Guest BloggerFrom The Gut

It seems men and women are different in more ways than the obvious.

Yogurt changes microbes; that we know. But now new research shows that probiotics in yogurt may alter them depending on gender.

A team from various medical facilities in Japan led by Yoshio Suzuki has produced some interesting data on how yogurt impacts microbiota in healthy young adults. The work appears in Frontiers in Microbiology May 11, 2017 titled Association between Yogurt Consumption and Intestinal Microbiota in Healthy Young Adults Differs by Host Gender.

When it comes to colonies in your intestines, influencers are many: age, environment, location, income and education levels, gender and diet. Much of the research zeroes in how diet influences, without always controlling for other factors.

Gender-dependent differences in the human intestinal microbiota have been reported but the impact of diet was not clear. To tease out more accurate data, the researchers limited some of those differences by enlisting college freshman.

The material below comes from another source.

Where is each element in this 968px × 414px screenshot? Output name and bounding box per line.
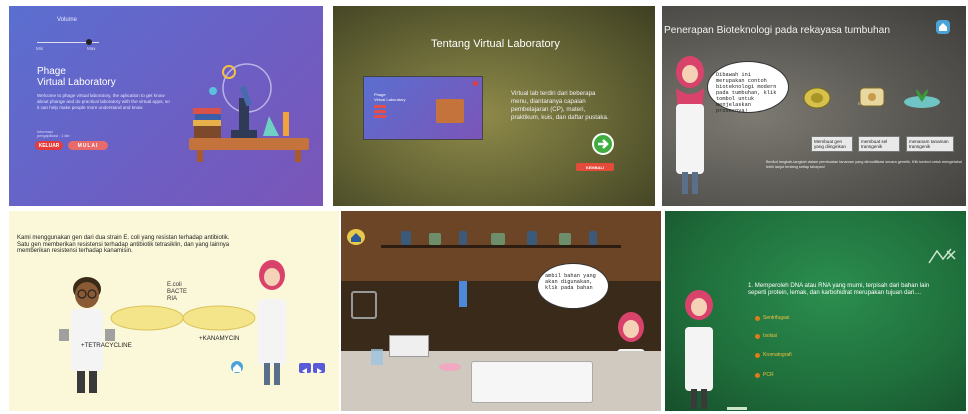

And in a sign that the times, they are a-changing, the authors wrote: “It is not uncommon for college students to participate in gut microbiota-related studies.”

The Study

Students enrolled at Juntendo University and living in the same dormitory reported yogurt consumption and also provided stool specimens over a 2 month period.

A total of 293 (212 male and 81 female) were included.

Results

  • Clostridium coccoides, Clostridium leptum, Bacteroides fragilis group, Bifidobacterium and Atopobium cluster predominated in the gut.
  • Yogurt consumption increased lactobacillus and lactobacillus gasseri in both males and females.
  • Yogurt consumption reduced Lactobacillus sakei, Enterobacteriaceae and Staphylococcus in males but increased Lactobacillus casei and succinic acid in females.
  • Women had more total bacteria than men with more bifidobacterium and lower concentrations of total organic acids in stool.

Why the differences?

  • Sexual maturation stage possibly
  • Vaginal lactobacilli may translocate to gut (only a hypothesis).

Note that many factors were not controlled such as prebiotic content in the diet, history of illness or drug use, exercise, early exposure via birth method or breastfeeding and other items which could confound results.

The findings are hypothesis-generating and continue to reveal the complex dynamics of the human intestinal microbiota, and hence should prove to be informative and important for prospective studies exploring the intricate triangle of diet, microbiota and health.

One takeaway: not all product claims may or should be equal for each yogurt buyer with a willing spoon. Think of how hair dye will vary dramatically on two different people, depending on all sorts of starter strands. This research adds to that premise.